Please read the project report available in main directory to find out more about the subject and how we approach it.
This project is based on a scientific publication [1] and a Kaggle competition [2] that took place from March 9 to May 26, 2020.
[1] Ranjita Thapa, Noah Snavely, Serge Belongie, and Awais Khan. The plant pathology 2020 challenge dataset to classify foliar disease of apples, 2020.

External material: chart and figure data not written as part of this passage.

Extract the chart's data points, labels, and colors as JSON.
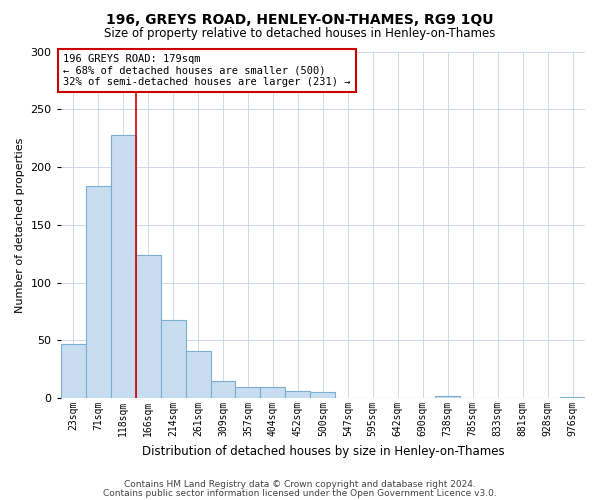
{
  "title": "196, GREYS ROAD, HENLEY-ON-THAMES, RG9 1QU",
  "subtitle": "Size of property relative to detached houses in Henley-on-Thames",
  "xlabel": "Distribution of detached houses by size in Henley-on-Thames",
  "ylabel": "Number of detached properties",
  "bar_labels": [
    "23sqm",
    "71sqm",
    "118sqm",
    "166sqm",
    "214sqm",
    "261sqm",
    "309sqm",
    "357sqm",
    "404sqm",
    "452sqm",
    "500sqm",
    "547sqm",
    "595sqm",
    "642sqm",
    "690sqm",
    "738sqm",
    "785sqm",
    "833sqm",
    "881sqm",
    "928sqm",
    "976sqm"
  ],
  "bar_values": [
    47,
    184,
    228,
    124,
    68,
    41,
    15,
    10,
    10,
    6,
    5,
    0,
    0,
    0,
    0,
    2,
    0,
    0,
    0,
    0,
    1
  ],
  "bar_color": "#c9ddf0",
  "bar_edge_color": "#7aafd4",
  "vline_color": "#cc0000",
  "annotation_title": "196 GREYS ROAD: 179sqm",
  "annotation_line1": "← 68% of detached houses are smaller (500)",
  "annotation_line2": "32% of semi-detached houses are larger (231) →",
  "annotation_box_color": "#ffffff",
  "annotation_box_edge": "#cc0000",
  "ylim": [
    0,
    300
  ],
  "yticks": [
    0,
    50,
    100,
    150,
    200,
    250,
    300
  ],
  "footer1": "Contains HM Land Registry data © Crown copyright and database right 2024.",
  "footer2": "Contains public sector information licensed under the Open Government Licence v3.0.",
  "background_color": "#ffffff",
  "grid_color": "#d0d8e8"
}
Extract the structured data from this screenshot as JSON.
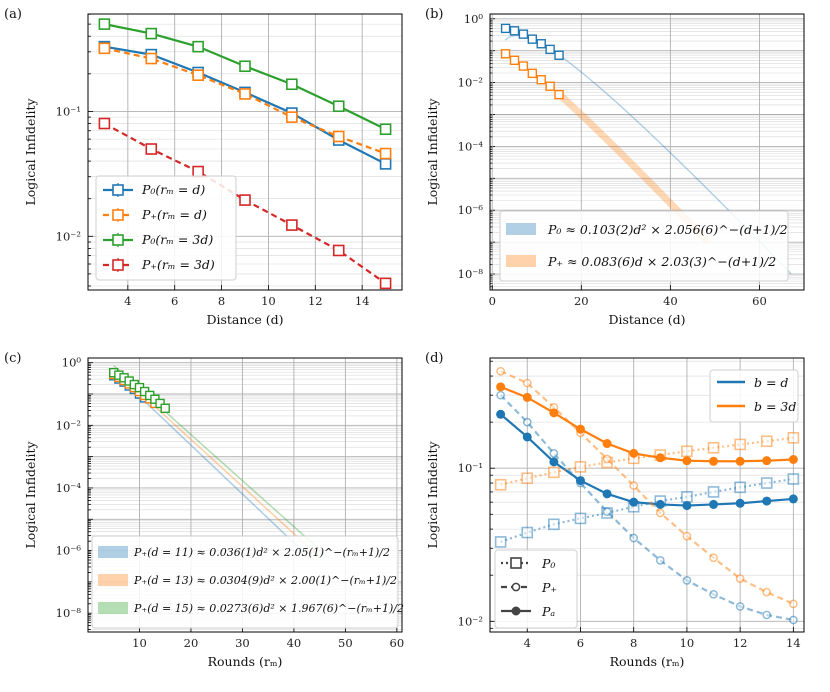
{
  "colors": {
    "blue": "#1f77b4",
    "orange": "#ff7f0e",
    "green": "#2ca02c",
    "red": "#d62728"
  },
  "chart_data": [
    {
      "panel": "(a)",
      "type": "line",
      "xlabel": "Distance (d)",
      "ylabel": "Logical Infidelity",
      "xlim": [
        2.3,
        15.7
      ],
      "ylim_log10": [
        -2.43,
        -0.22
      ],
      "xticks": [
        4,
        6,
        8,
        10,
        12,
        14
      ],
      "yticks": [
        {
          "v": -2,
          "label": "10⁻²"
        },
        {
          "v": -1,
          "label": "10⁻¹"
        }
      ],
      "legend": "lower-left",
      "series": [
        {
          "name": "P₀(rₘ = d)",
          "color": "blue",
          "dash": "solid",
          "marker": "square-open",
          "x": [
            3,
            5,
            7,
            9,
            11,
            13,
            15
          ],
          "y": [
            0.33,
            0.285,
            0.205,
            0.142,
            0.097,
            0.059,
            0.038
          ]
        },
        {
          "name": "P₊(rₘ = d)",
          "color": "orange",
          "dash": "dashed",
          "marker": "square-open",
          "x": [
            3,
            5,
            7,
            9,
            11,
            13,
            15
          ],
          "y": [
            0.32,
            0.265,
            0.195,
            0.138,
            0.09,
            0.063,
            0.046
          ]
        },
        {
          "name": "P₀(rₘ = 3d)",
          "color": "green",
          "dash": "solid",
          "marker": "square-open",
          "x": [
            3,
            5,
            7,
            9,
            11,
            13,
            15
          ],
          "y": [
            0.5,
            0.42,
            0.33,
            0.23,
            0.165,
            0.11,
            0.072
          ]
        },
        {
          "name": "P₊(rₘ = 3d)",
          "color": "red",
          "dash": "dashed",
          "marker": "square-open",
          "x": [
            3,
            5,
            7,
            9,
            11,
            13,
            15
          ],
          "y": [
            0.08,
            0.05,
            0.033,
            0.0195,
            0.0123,
            0.0077,
            0.0042
          ]
        }
      ]
    },
    {
      "panel": "(b)",
      "type": "line",
      "xlabel": "Distance (d)",
      "ylabel": "Logical Infidelity",
      "xlim": [
        -0.5,
        70
      ],
      "ylim_log10": [
        -8.5,
        0.15
      ],
      "xticks": [
        0,
        20,
        40,
        60
      ],
      "yticks": [
        {
          "v": 0,
          "label": "10⁰"
        },
        {
          "v": -2,
          "label": "10⁻²"
        },
        {
          "v": -4,
          "label": "10⁻⁴"
        },
        {
          "v": -6,
          "label": "10⁻⁶"
        },
        {
          "v": -8,
          "label": "10⁻⁸"
        }
      ],
      "legend": "lower-left",
      "fits": [
        {
          "name": "P₀ ≈ 0.103(2)d² × 2.056(6)^−(d+1)/2",
          "color": "blue",
          "A": 0.103,
          "pow": 2,
          "base": 2.056,
          "x0": 3,
          "x1": 67
        },
        {
          "name": "P₊ ≈ 0.083(6)d × 2.03(3)^−(d+1)/2",
          "color": "orange",
          "A": 0.083,
          "pow": 1,
          "base": 2.03,
          "x0": 15,
          "x1": 48
        }
      ],
      "series": [
        {
          "name": "P₀",
          "color": "blue",
          "marker": "square-open",
          "x": [
            3,
            5,
            7,
            9,
            11,
            13,
            15
          ],
          "y": [
            0.5,
            0.42,
            0.33,
            0.23,
            0.165,
            0.11,
            0.072
          ]
        },
        {
          "name": "P₊",
          "color": "orange",
          "marker": "square-open",
          "x": [
            3,
            5,
            7,
            9,
            11,
            13,
            15
          ],
          "y": [
            0.08,
            0.05,
            0.033,
            0.0195,
            0.0123,
            0.0077,
            0.0042
          ]
        }
      ]
    },
    {
      "panel": "(c)",
      "type": "line",
      "xlabel": "Rounds (rₘ)",
      "ylabel": "Logical Infidelity",
      "xlim": [
        0,
        61
      ],
      "ylim_log10": [
        -8.6,
        0.15
      ],
      "xticks": [
        10,
        20,
        30,
        40,
        50,
        60
      ],
      "yticks": [
        {
          "v": 0,
          "label": "10⁰"
        },
        {
          "v": -2,
          "label": "10⁻²"
        },
        {
          "v": -4,
          "label": "10⁻⁴"
        },
        {
          "v": -6,
          "label": "10⁻⁶"
        },
        {
          "v": -8,
          "label": "10⁻⁸"
        }
      ],
      "legend": "lower-left",
      "fits": [
        {
          "name": "P₊(d = 11) ≈ 0.036(1)d² × 2.05(1)^−(rₘ+1)/2",
          "color": "blue",
          "A": 0.036,
          "d": 11,
          "base": 2.05,
          "x0": 5,
          "x1": 42
        },
        {
          "name": "P₊(d = 13) ≈ 0.0304(9)d² × 2.00(1)^−(rₘ+1)/2",
          "color": "orange",
          "A": 0.0304,
          "d": 13,
          "base": 2.0,
          "x0": 5,
          "x1": 45
        },
        {
          "name": "P₊(d = 15) ≈ 0.0273(6)d² × 1.967(6)^−(rₘ+1)/2",
          "color": "green",
          "A": 0.0273,
          "d": 15,
          "base": 1.967,
          "x0": 5,
          "x1": 47
        }
      ],
      "series": [
        {
          "name": "d=11",
          "color": "blue",
          "marker": "square-open",
          "x": [
            5,
            6,
            7,
            8,
            9,
            10,
            11
          ],
          "y": [
            0.38,
            0.3,
            0.24,
            0.18,
            0.14,
            0.1,
            0.075
          ]
        },
        {
          "name": "d=13",
          "color": "orange",
          "marker": "square-open",
          "x": [
            5,
            6,
            7,
            8,
            9,
            10,
            11,
            12,
            13
          ],
          "y": [
            0.42,
            0.34,
            0.27,
            0.21,
            0.16,
            0.12,
            0.09,
            0.07,
            0.05
          ]
        },
        {
          "name": "d=15",
          "color": "green",
          "marker": "square-open",
          "x": [
            5,
            6,
            7,
            8,
            9,
            10,
            11,
            12,
            13,
            14,
            15
          ],
          "y": [
            0.48,
            0.4,
            0.33,
            0.26,
            0.2,
            0.16,
            0.12,
            0.09,
            0.068,
            0.05,
            0.035
          ]
        }
      ]
    },
    {
      "panel": "(d)",
      "type": "line",
      "xlabel": "Rounds (rₘ)",
      "ylabel": "Logical Infidelity",
      "xlim": [
        2.6,
        14.4
      ],
      "ylim_log10": [
        -2.07,
        -0.28
      ],
      "xticks": [
        4,
        6,
        8,
        10,
        12,
        14
      ],
      "yticks": [
        {
          "v": -2,
          "label": "10⁻²"
        },
        {
          "v": -1,
          "label": "10⁻¹"
        }
      ],
      "legend_colors": [
        {
          "name": "b = d",
          "color": "blue"
        },
        {
          "name": "b = 3d",
          "color": "orange"
        }
      ],
      "legend_styles": [
        {
          "name": "P₀",
          "dash": "dotted",
          "marker": "square-open"
        },
        {
          "name": "P₊",
          "dash": "dashed",
          "marker": "circle-open"
        },
        {
          "name": "Pₐ",
          "dash": "solid",
          "marker": "circle-filled"
        }
      ],
      "series": [
        {
          "name": "P₀ b=d",
          "color": "blue",
          "dash": "dotted",
          "marker": "square-open",
          "alpha": 0.5,
          "x": [
            3,
            4,
            5,
            6,
            7,
            8,
            9,
            10,
            11,
            12,
            13,
            14
          ],
          "y": [
            0.033,
            0.038,
            0.043,
            0.047,
            0.051,
            0.056,
            0.061,
            0.065,
            0.07,
            0.075,
            0.08,
            0.085
          ]
        },
        {
          "name": "P₊ b=d",
          "color": "blue",
          "dash": "dashed",
          "marker": "circle-open",
          "alpha": 0.5,
          "x": [
            3,
            4,
            5,
            6,
            7,
            8,
            9,
            10,
            11,
            12,
            13,
            14
          ],
          "y": [
            0.3,
            0.2,
            0.125,
            0.08,
            0.052,
            0.035,
            0.025,
            0.0185,
            0.015,
            0.0125,
            0.011,
            0.0102
          ]
        },
        {
          "name": "Pₐ b=d",
          "color": "blue",
          "dash": "solid",
          "marker": "circle-filled",
          "alpha": 1,
          "x": [
            3,
            4,
            5,
            6,
            7,
            8,
            9,
            10,
            11,
            12,
            13,
            14
          ],
          "y": [
            0.225,
            0.16,
            0.11,
            0.083,
            0.068,
            0.06,
            0.058,
            0.057,
            0.058,
            0.059,
            0.061,
            0.063
          ]
        },
        {
          "name": "P₀ b=3d",
          "color": "orange",
          "dash": "dotted",
          "marker": "square-open",
          "alpha": 0.5,
          "x": [
            3,
            4,
            5,
            6,
            7,
            8,
            9,
            10,
            11,
            12,
            13,
            14
          ],
          "y": [
            0.078,
            0.086,
            0.094,
            0.102,
            0.109,
            0.116,
            0.122,
            0.129,
            0.136,
            0.143,
            0.15,
            0.158
          ]
        },
        {
          "name": "P₊ b=3d",
          "color": "orange",
          "dash": "dashed",
          "marker": "circle-open",
          "alpha": 0.5,
          "x": [
            3,
            4,
            5,
            6,
            7,
            8,
            9,
            10,
            11,
            12,
            13,
            14
          ],
          "y": [
            0.43,
            0.36,
            0.25,
            0.17,
            0.115,
            0.077,
            0.051,
            0.036,
            0.026,
            0.019,
            0.0155,
            0.013
          ]
        },
        {
          "name": "Pₐ b=3d",
          "color": "orange",
          "dash": "solid",
          "marker": "circle-filled",
          "alpha": 1,
          "x": [
            3,
            4,
            5,
            6,
            7,
            8,
            9,
            10,
            11,
            12,
            13,
            14
          ],
          "y": [
            0.34,
            0.29,
            0.23,
            0.18,
            0.145,
            0.125,
            0.117,
            0.112,
            0.111,
            0.111,
            0.112,
            0.114
          ]
        }
      ]
    }
  ]
}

[2] Kaggle - plant pathology 2020 - Link : https://www.kaggle.com/c/plant-pathology-2020-fgvc7/overview.
The code associated with the project is organized as follows:
- Data augmentation (from images directly, locally): data_augmenting.py
- Creation of datasets (from previous images stored at the following git - https://gitlab.binets.fr/paul.calot-plaetevoet/plantpathology_2020.git): creatingDatasets.ipynb
- Development of architectures. The selected notebooks are as follows:
- resnet50.ipynb
- googlenet.ipynb
- vgg16.ipynb
- efnetb3.ipynb
- processing_resnet50_definitive.ipynb
- processing_resnet50_3classes.ipynb
A drive with the following datasets, in torch.dataset format, is also available at the following address: https://drive.google.com/drive/folders/1xTUMQhu-JbkTSriWoLJxmJXrj5jnrKym?usp=sharing
-
Testing sets:
- testing_set_3classes
- testing_set_1400 (77-23% split)
- testing_set_60 (60-40% split)
-
Training sets:
- dataset_8 (77-23% split)
- dataset_4 (77-23% split)
- dataset_6 (60-40% split)
- dataset_3classes (77-23% split)
- dataset_0 (77-23 split)
Whether on the git or on the drive, not all the datasets created are available: for reasons of available memory, we have only put the most relevant.